The company’s long posting in Tibet adds a geopolitical subtext. The plateau remains a sensitive strategic theatre for Beijing, particularly after the 2020 border clashes with India and ongoing infrastructure and force-modernization efforts in the region. Framing a centennial reunion around a unit that has served there allows the state to blend human-interest storytelling with an implicit reminder of the PLA’s operational reach and readiness along key frontiers.
The medium also matters: a video link creates a modern form of commemoration, marrying digital connectivity with traditional martial ritual. The image of an elderly instructor and young troops pledging to meet in 2027 is a neat piece of domestic PR—it humanizes the military while underlining discipline and intergenerational transmission of values. For international audiences, it signals how Beijing will mark its centenary with carefully staged displays of continuity rather than purely technical demonstrations of military power.

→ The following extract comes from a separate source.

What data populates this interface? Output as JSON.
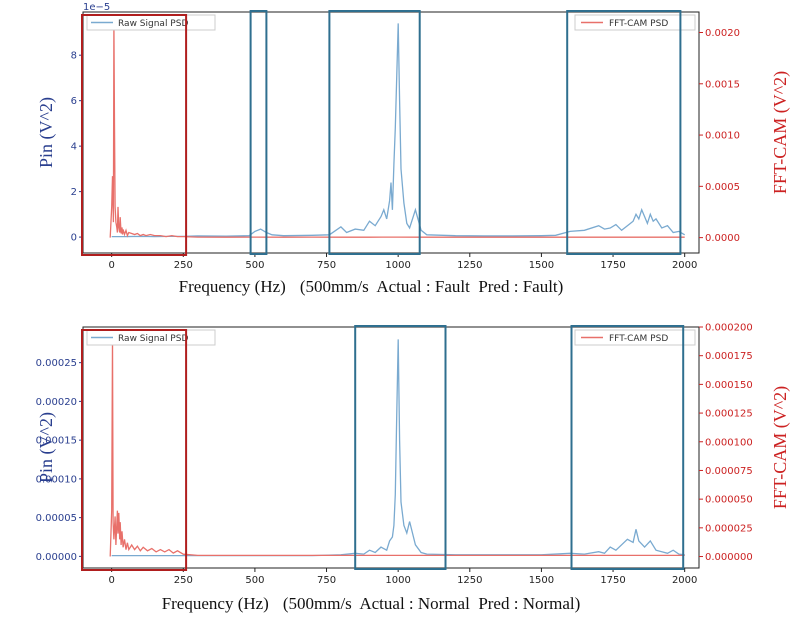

If the promise is fulfilled, the 2027 events will be less about a single reunion than about the broader performance of national memory. Expect coordinated ceremonies, heightened media coverage, and curated moments that fuse personal sacrifice with state symbolism. For policymakers watching from abroad, the significance lies not in the warmth of the exchange but in how such narratives will be used inside and outside China to frame the PLA’s evolution and its role in Beijing’s conception of national strength.